Il dominio Aprilia si misura anche nei numeri: oltre al vincitore e al terzo posto, arrivano un solido quarto di Jorge Martin e un quinto di grande sostanza di Ai Ogura, protagonista di una rimonta che lo porta a risalire fino alle posizioni che contano con la seconda Aprilia del team Trackhouse. Tradotto: quattro moto di Noale nelle prime cinque, un segnale fortissimo per il resto del paddock.

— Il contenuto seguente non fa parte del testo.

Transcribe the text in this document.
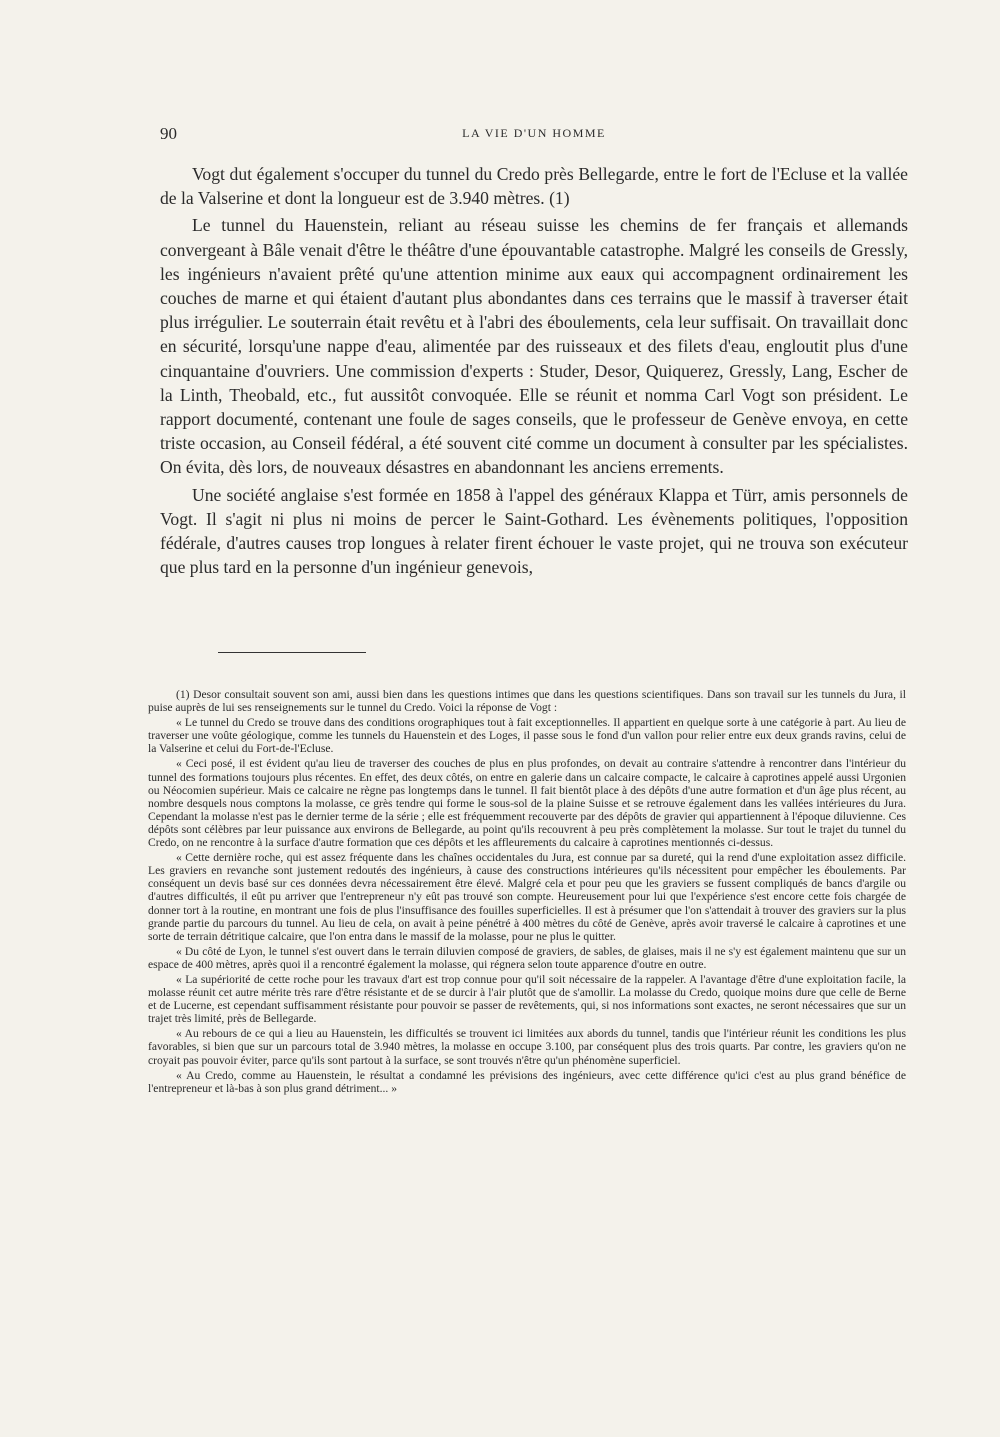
90	LA VIE D'UN HOMME

Vogt dut également s'occuper du tunnel du Credo près Bellegarde, entre le fort de l'Ecluse et la vallée de la Valserine et dont la longueur est de 3.940 mètres. (1)

Le tunnel du Hauenstein, reliant au réseau suisse les chemins de fer français et allemands convergeant à Bâle venait d'être le théâtre d'une épouvantable catastrophe. Malgré les conseils de Gressly, les ingénieurs n'avaient prêté qu'une attention minime aux eaux qui accompagnent ordinairement les couches de marne et qui étaient d'autant plus abondantes dans ces terrains que le massif à traverser était plus irrégulier. Le souterrain était revêtu et à l'abri des éboulements, cela leur suffisait. On travaillait donc en sécurité, lorsqu'une nappe d'eau, alimentée par des ruisseaux et des filets d'eau, engloutit plus d'une cinquantaine d'ouvriers. Une commission d'experts : Studer, Desor, Quiquerez, Gressly, Lang, Escher de la Linth, Theobald, etc., fut aussitôt convoquée. Elle se réunit et nomma Carl Vogt son président. Le rapport documenté, contenant une foule de sages conseils, que le professeur de Genève envoya, en cette triste occasion, au Conseil fédéral, a été souvent cité comme un document à consulter par les spécialistes. On évita, dès lors, de nouveaux désastres en abandonnant les anciens errements.

Une société anglaise s'est formée en 1858 à l'appel des généraux Klappa et Türr, amis personnels de Vogt. Il s'agit ni plus ni moins de percer le Saint-Gothard. Les évènements politiques, l'opposition fédérale, d'autres causes trop longues à relater firent échouer le vaste projet, qui ne trouva son exécuteur que plus tard en la personne d'un ingénieur genevois,

(1) Desor consultait souvent son ami, aussi bien dans les questions intimes que dans les questions scientifiques. Dans son travail sur les tunnels du Jura, il puise auprès de lui ses renseignements sur le tunnel du Credo. Voici la réponse de Vogt :

« Le tunnel du Credo se trouve dans des conditions orographiques tout à fait exceptionnelles. Il appartient en quelque sorte à une catégorie à part. Au lieu de traverser une voûte géologique, comme les tunnels du Hauenstein et des Loges, il passe sous le fond d'un vallon pour relier entre eux deux grands ravins, celui de la Valserine et celui du Fort-de-l'Ecluse.

« Ceci posé, il est évident qu'au lieu de traverser des couches de plus en plus profondes, on devait au contraire s'attendre à rencontrer dans l'intérieur du tunnel des formations toujours plus récentes. En effet, des deux côtés, on entre en galerie dans un calcaire compacte, le calcaire à caprotines appelé aussi Urgonien ou Néocomien supérieur. Mais ce calcaire ne règne pas longtemps dans le tunnel. Il fait bientôt place à des dépôts d'une autre formation et d'un âge plus récent, au nombre desquels nous comptons la molasse, ce grès tendre qui forme le sous-sol de la plaine Suisse et se retrouve également dans les vallées intérieures du Jura. Cependant la molasse n'est pas le dernier terme de la série ; elle est fréquemment recouverte par des dépôts de gravier qui appartiennent à l'époque diluvienne. Ces dépôts sont célèbres par leur puissance aux environs de Bellegarde, au point qu'ils recouvrent à peu près complètement la molasse. Sur tout le trajet du tunnel du Credo, on ne rencontre à la surface d'autre formation que ces dépôts et les affleurements du calcaire à caprotines mentionnés ci-dessus.

« Cette dernière roche, qui est assez fréquente dans les chaînes occidentales du Jura, est connue par sa dureté, qui la rend d'une exploitation assez difficile. Les graviers en revanche sont justement redoutés des ingénieurs, à cause des constructions intérieures qu'ils nécessitent pour empêcher les éboulements. Par conséquent un devis basé sur ces données devra nécessairement être élevé. Malgré cela et pour peu que les graviers se fussent compliqués de bancs d'argile ou d'autres difficultés, il eût pu arriver que l'entrepreneur n'y eût pas trouvé son compte. Heureusement pour lui que l'expérience s'est encore cette fois chargée de donner tort à la routine, en montrant une fois de plus l'insuffisance des fouilles superficielles. Il est à présumer que l'on s'attendait à trouver des graviers sur la plus grande partie du parcours du tunnel. Au lieu de cela, on avait à peine pénétré à 400 mètres du côté de Genève, après avoir traversé le calcaire à caprotines et une sorte de terrain détritique calcaire, que l'on entra dans le massif de la molasse, pour ne plus le quitter.

« Du côté de Lyon, le tunnel s'est ouvert dans le terrain diluvien composé de graviers, de sables, de glaises, mais il ne s'y est également maintenu que sur un espace de 400 mètres, après quoi il a rencontré également la molasse, qui régnera selon toute apparence d'outre en outre.

« La supériorité de cette roche pour les travaux d'art est trop connue pour qu'il soit nécessaire de la rappeler. A l'avantage d'être d'une exploitation facile, la molasse réunit cet autre mérite très rare d'être résistante et de se durcir à l'air plutôt que de s'amollir. La molasse du Credo, quoique moins dure que celle de Berne et de Lucerne, est cependant suffisamment résistante pour pouvoir se passer de revêtements, qui, si nos informations sont exactes, ne seront nécessaires que sur un trajet très limité, près de Bellegarde.

« Au rebours de ce qui a lieu au Hauenstein, les difficultés se trouvent ici limitées aux abords du tunnel, tandis que l'intérieur réunit les conditions les plus favorables, si bien que sur un parcours total de 3.940 mètres, la molasse en occupe 3.100, par conséquent plus des trois quarts. Par contre, les graviers qu'on ne croyait pas pouvoir éviter, parce qu'ils sont partout à la surface, se sont trouvés n'être qu'un phénomène superficiel.

« Au Credo, comme au Hauenstein, le résultat a condamné les prévisions des ingénieurs, avec cette différence qu'ici c'est au plus grand bénéfice de l'entrepreneur et là-bas à son plus grand détriment... »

E la Ducati? A Buriram resta fuori dal podio e, soprattutto, non dà mai l'impressione di poter tenere il passo dei migliori. Pesano gli episodi, il ritiro di Marc Marquez per foratura mentre era quarto e la caduta di Alex Marquez nel finale, ma il tema vero è la prestazione complessiva: le Desmosedici inseguono per tutta la gara. Il migliore al traguardo è Fabio Di Giannantonio, sesto con la GP26 del team VR46, mentre Pecco Bagnaia chiude nono dopo un weekend complicato, costretto a rincorrere sin dalle qualifiche.

La prima domenica del 2026, insomma, consegna una fotografia già nitida: Bezzecchi e Aprilia aprono l'anno con un trionfo che pesa, Acosta conferma di poter essere subito protagonista, e la Ducati esce da Buriram con più domande che certezze.